The first Berlin crisis in 1948-1949, and especially the Korean War in the early 1950s, transformed the Cold War through militarization. Military force came to be considered to have the greatest impact in the decision-making and relations between the superpowers and their satellites. Militarization was accompanied by a drastic increase in arms spending and the construction of large and modern armies in possession of nuclear weapons. The development of a robust weaponry production in Czechoslovakia, which drew on traditions of the past, fulfilled several important goals. Besides supplying and modernizing weapons for the needs of its own army and those of other Peoples Democracies, Czechoslovak weapon-making factories also supplied the armies of several developing countries. The Soviet Union utilized Czechoslovakias already well-established interwar relations with countries of the near and Middle East and countries in Latin America to assert influence and control. A significant supply of Czechoslovak and Soviet weapons to Egypt in 1955 shifted the balance of military forces in relation to Israel and, with the substantial assistance of Czechoslovak weapons, Cuba deflected military invasion at the Bay of Pigs in April 1962.

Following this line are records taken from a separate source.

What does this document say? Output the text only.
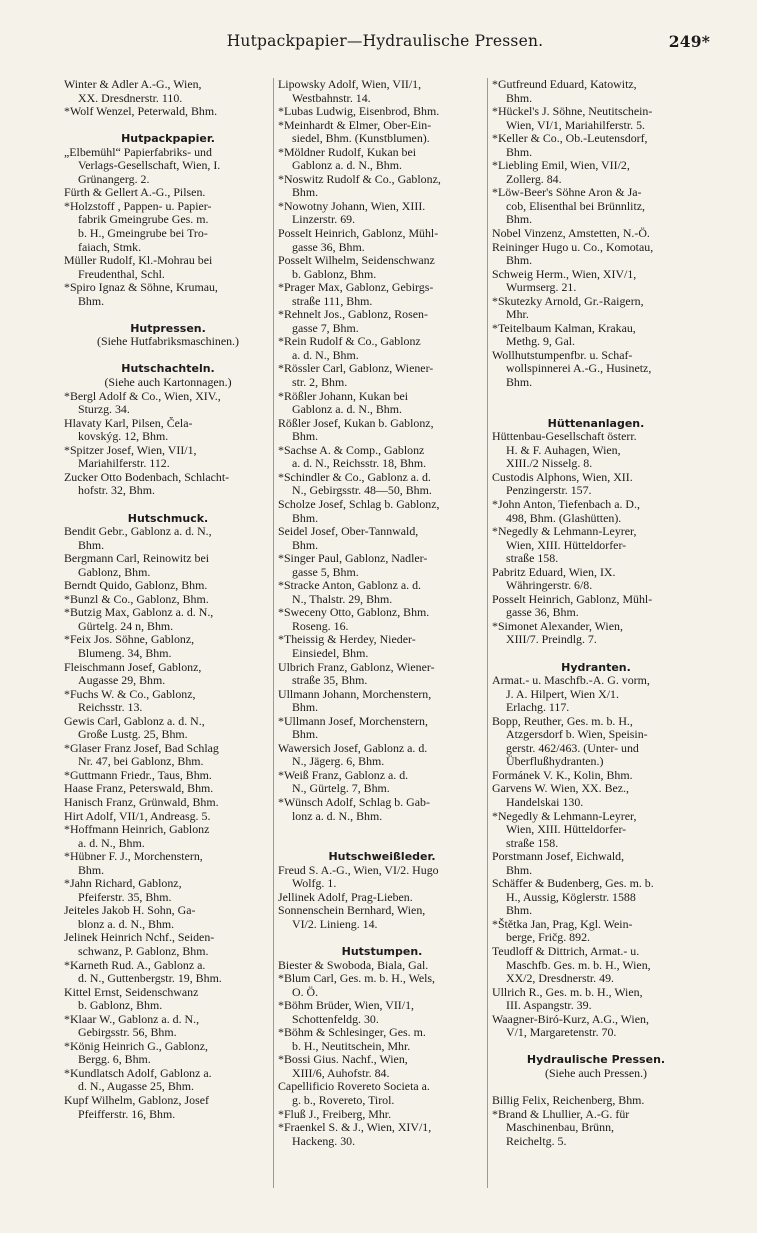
Hutpackpapier—Hydraulische Pressen.	249*
Winter & Adler A.-G., Wien,
XX. Dresdnerstr. 110.
*Wolf Wenzel, Peterwald, Bhm.
Hutpackpapier.
„Elbemühl“ Papierfabriks- und
Verlags-Gesellschaft, Wien, I.
Grünangerg. 2.
Fürth & Gellert A.-G., Pilsen.
*Holzstoff , Pappen- u. Papier-
fabrik Gmeingrube Ges. m.
b. H., Gmeingrube bei Tro-
faiach, Stmk.
Müller Rudolf, Kl.-Mohrau bei
Freudenthal, Schl.
*Spiro Ignaz & Söhne, Krumau,
Bhm.
Hutpressen.
(Siehe Hutfabriksmaschinen.)
Hutschachteln.
(Siehe auch Kartonnagen.)
*Bergl Adolf & Co., Wien, XIV.,
Sturzg. 34.
Hlavaty Karl, Pilsen, Čela-
kovskýg. 12, Bhm.
*Spitzer Josef, Wien, VII/1,
Mariahilferstr. 112.
Zucker Otto Bodenbach, Schlacht-
hofstr. 32, Bhm.
Hutschmuck.
Bendit Gebr., Gablonz a. d. N.,
Bhm.
Bergmann Carl, Reinowitz bei
Gablonz, Bhm.
Berndt Quido, Gablonz, Bhm.
*Bunzl & Co., Gablonz, Bhm.
*Butzig Max, Gablonz a. d. N.,
Gürtelg. 24 n, Bhm.
*Feix Jos. Söhne, Gablonz,
Blumeng. 34, Bhm.
Fleischmann Josef, Gablonz,
Augasse 29, Bhm.
*Fuchs W. & Co., Gablonz,
Reichsstr. 13.
Gewis Carl, Gablonz a. d. N.,
Große Lustg. 25, Bhm.
*Glaser Franz Josef, Bad Schlag
Nr. 47, bei Gablonz, Bhm.
*Guttmann Friedr., Taus, Bhm.
Haase Franz, Peterswald, Bhm.
Hanisch Franz, Grünwald, Bhm.
Hirt Adolf, VII/1, Andreasg. 5.
*Hoffmann Heinrich, Gablonz
a. d. N., Bhm.
*Hübner F. J., Morchenstern,
Bhm.
*Jahn Richard, Gablonz,
Pfeiferstr. 35, Bhm.
Jeiteles Jakob H. Sohn, Ga-
blonz a. d. N., Bhm.
Jelinek Heinrich Nchf., Seiden-
schwanz, P. Gablonz, Bhm.
*Karneth Rud. A., Gablonz a.
d. N., Guttenbergstr. 19, Bhm.
Kittel Ernst, Seidenschwanz
b. Gablonz, Bhm.
*Klaar W., Gablonz a. d. N.,
Gebirgsstr. 56, Bhm.
*König Heinrich G., Gablonz,
Bergg. 6, Bhm.
*Kundlatsch Adolf, Gablonz a.
d. N., Augasse 25, Bhm.
Kupf Wilhelm, Gablonz, Josef
Pfeifferstr. 16, Bhm.
Lipowsky Adolf, Wien, VII/1,
Westbahnstr. 14.
*Lubas Ludwig, Eisenbrod, Bhm.
*Meinhardt & Elmer, Ober-Ein-
siedel, Bhm. (Kunstblumen).
*Möldner Rudolf, Kukan bei
Gablonz a. d. N., Bhm.
*Noswitz Rudolf & Co., Gablonz,
Bhm.
*Nowotny Johann, Wien, XIII.
Linzerstr. 69.
Posselt Heinrich, Gablonz, Mühl-
gasse 36, Bhm.
Posselt Wilhelm, Seidenschwanz
b. Gablonz, Bhm.
*Prager Max, Gablonz, Gebirgs-
straße 111, Bhm.
*Rehnelt Jos., Gablonz, Rosen-
gasse 7, Bhm.
*Rein Rudolf & Co., Gablonz
a. d. N., Bhm.
*Rössler Carl, Gablonz, Wiener-
str. 2, Bhm.
*Rößler Johann, Kukan bei
Gablonz a. d. N., Bhm.
Rößler Josef, Kukan b. Gablonz,
Bhm.
*Sachse A. & Comp., Gablonz
a. d. N., Reichsstr. 18, Bhm.
*Schindler & Co., Gablonz a. d.
N., Gebirgsstr. 48—50, Bhm.
Scholze Josef, Schlag b. Gablonz,
Bhm.
Seidel Josef, Ober-Tannwald,
Bhm.
*Singer Paul, Gablonz, Nadler-
gasse 5, Bhm.
*Stracke Anton, Gablonz a. d.
N., Thalstr. 29, Bhm.
*Sweceny Otto, Gablonz, Bhm.
Roseng. 16.
*Theissig & Herdey, Nieder-
Einsiedel, Bhm.
Ulbrich Franz, Gablonz, Wiener-
straße 35, Bhm.
Ullmann Johann, Morchenstern,
Bhm.
*Ullmann Josef, Morchenstern,
Bhm.
Wawersich Josef, Gablonz a. d.
N., Jägerg. 6, Bhm.
*Weiß Franz, Gablonz a. d.
N., Gürtelg. 7, Bhm.
*Wünsch Adolf, Schlag b. Gab-
lonz a. d. N., Bhm.
Hutschweißleder.
Freud S. A.-G., Wien, VI/2. Hugo
Wolfg. 1.
Jellinek Adolf, Prag-Lieben.
Sonnenschein Bernhard, Wien,
VI/2. Linieng. 14.
Hutstumpen.
Biester & Swoboda, Biala, Gal.
*Blum Carl, Ges. m. b. H., Wels,
O. Ö.
*Böhm Brüder, Wien, VII/1,
Schottenfeldg. 30.
*Böhm & Schlesinger, Ges. m.
b. H., Neutitschein, Mhr.
*Bossi Gius. Nachf., Wien,
XIII/6, Auhofstr. 84.
Capellificio Rovereto Societa a.
g. b., Rovereto, Tirol.
*Fluß J., Freiberg, Mhr.
*Fraenkel S. & J., Wien, XIV/1,
Hackeng. 30.
*Gutfreund Eduard, Katowitz,
Bhm.
*Hückel's J. Söhne, Neutitschein-
Wien, VI/1, Mariahilferstr. 5.
*Keller & Co., Ob.-Leutensdorf,
Bhm.
*Liebling Emil, Wien, VII/2,
Zollerg. 84.
*Löw-Beer's Söhne Aron & Ja-
cob, Elisenthal bei Brünnlitz,
Bhm.
Nobel Vinzenz, Amstetten, N.-Ö.
Reininger Hugo u. Co., Komotau,
Bhm.
Schweig Herm., Wien, XIV/1,
Wurmserg. 21.
*Skutezky Arnold, Gr.-Raigern,
Mhr.
*Teitelbaum Kalman, Krakau,
Methg. 9, Gal.
Wollhutstumpenfbr. u. Schaf-
wollspinnerei A.-G., Husinetz,
Bhm.
Hüttenanlagen.
Hüttenbau-Gesellschaft österr.
H. & F. Auhagen, Wien,
XIII./2 Nisselg. 8.
Custodis Alphons, Wien, XII.
Penzingerstr. 157.
*John Anton, Tiefenbach a. D.,
498, Bhm. (Glashütten).
*Negedly & Lehmann-Leyrer,
Wien, XIII. Hütteldorfer-
straße 158.
Pabritz Eduard, Wien, IX.
Währingerstr. 6/8.
Posselt Heinrich, Gablonz, Mühl-
gasse 36, Bhm.
*Simonet Alexander, Wien,
XIII/7. Preindlg. 7.
Hydranten.
Armat.- u. Maschfb.-A. G. vorm,
J. A. Hilpert, Wien X/1.
Erlachg. 117.
Bopp, Reuther, Ges. m. b. H.,
Atzgersdorf b. Wien, Speisin-
gerstr. 462/463. (Unter- und
Überflußhydranten.)
Formánek V. K., Kolin, Bhm.
Garvens W. Wien, XX. Bez.,
Handelskai 130.
*Negedly & Lehmann-Leyrer,
Wien, XIII. Hütteldorfer-
straße 158.
Porstmann Josef, Eichwald,
Bhm.
Schäffer & Budenberg, Ges. m. b.
H., Aussig, Köglerstr. 1588
Bhm.
*Štětka Jan, Prag, Kgl. Wein-
berge, Fričg. 892.
Teudloff & Dittrich, Armat.- u.
Maschfb. Ges. m. b. H., Wien,
XX/2, Dresdnerstr. 49.
Ullrich R., Ges. m. b. H., Wien,
III. Aspangstr. 39.
Waagner-Biró-Kurz, A.G., Wien,
V/1, Margaretenstr. 70.
Hydraulische Pressen.
(Siehe auch Pressen.)
Billig Felix, Reichenberg, Bhm.
*Brand & Lhullier, A.-G. für
Maschinenbau, Brünn,
Reicheltg. 5.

Stalins invariable disputes between the powers, since the establishment of the occupation zones in 1945, became a question for the Germans, especially after the formation of two German states. Conflicts related to the access of western countries into West Berlin caused two major crises which threatened to grow into a military conflict between the bloc powers. Various plans to unify Germany prior to 1990 failed due to the rejection of free elections in the whole of Germany, on the basis of which an all-German democratic government could have been formed. In other words, free elections would have put an end to the German Democratic Republic, meaning that they could only take place after the close of the Cold War.

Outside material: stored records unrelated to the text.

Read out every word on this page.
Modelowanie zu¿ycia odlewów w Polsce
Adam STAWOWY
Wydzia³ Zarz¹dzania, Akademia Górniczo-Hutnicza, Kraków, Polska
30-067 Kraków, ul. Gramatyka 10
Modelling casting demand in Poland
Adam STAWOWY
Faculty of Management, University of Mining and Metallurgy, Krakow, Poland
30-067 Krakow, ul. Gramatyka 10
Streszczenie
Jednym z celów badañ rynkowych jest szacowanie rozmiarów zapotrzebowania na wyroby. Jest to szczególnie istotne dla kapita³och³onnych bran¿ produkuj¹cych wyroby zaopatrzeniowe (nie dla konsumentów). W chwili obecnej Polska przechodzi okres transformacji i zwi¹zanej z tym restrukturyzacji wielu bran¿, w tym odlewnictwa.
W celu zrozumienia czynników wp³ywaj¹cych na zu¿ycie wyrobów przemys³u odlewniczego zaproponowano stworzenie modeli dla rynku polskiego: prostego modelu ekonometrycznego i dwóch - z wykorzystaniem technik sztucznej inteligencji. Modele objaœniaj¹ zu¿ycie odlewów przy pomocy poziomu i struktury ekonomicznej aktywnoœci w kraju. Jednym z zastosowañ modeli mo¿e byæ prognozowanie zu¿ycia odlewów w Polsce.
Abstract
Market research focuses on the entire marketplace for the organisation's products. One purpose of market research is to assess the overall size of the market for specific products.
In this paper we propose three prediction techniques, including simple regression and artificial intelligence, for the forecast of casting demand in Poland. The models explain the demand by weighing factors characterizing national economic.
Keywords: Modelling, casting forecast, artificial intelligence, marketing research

Conflicts within the Soviet bloc were present from its origins at the end of the 1940s. These internal conflicts became a part of the Cold War because both superpowers used them to ideologically attack the other, as a means of politically and economically disparaging the enemy, and via mutual accusations of interference in internal affairs. This was true in relation to the Polish October crisis and the Hungarian Uprising in 1956, as well as the Prague Spring in Czechoslovakia in 1968. A comprehensive documents-based analysis of the internal Soviet bloc conflict, with regard to the events in Czechoslovakia, disproves the frequently cited opinion that the United States approved of the military intervention into Czechoslovakia in 1968, referring to the 1945 Yalta agreements concerning the division of spheres of influence in Europe as evidence. The USA, moreover, has categorically denied any agreement, in oral or written form, regarding their approval of military intervention. Washington assessed the Soviet invasion of Czechoslovakia as an internal affair of the Eastern Bloc and refused to get involved.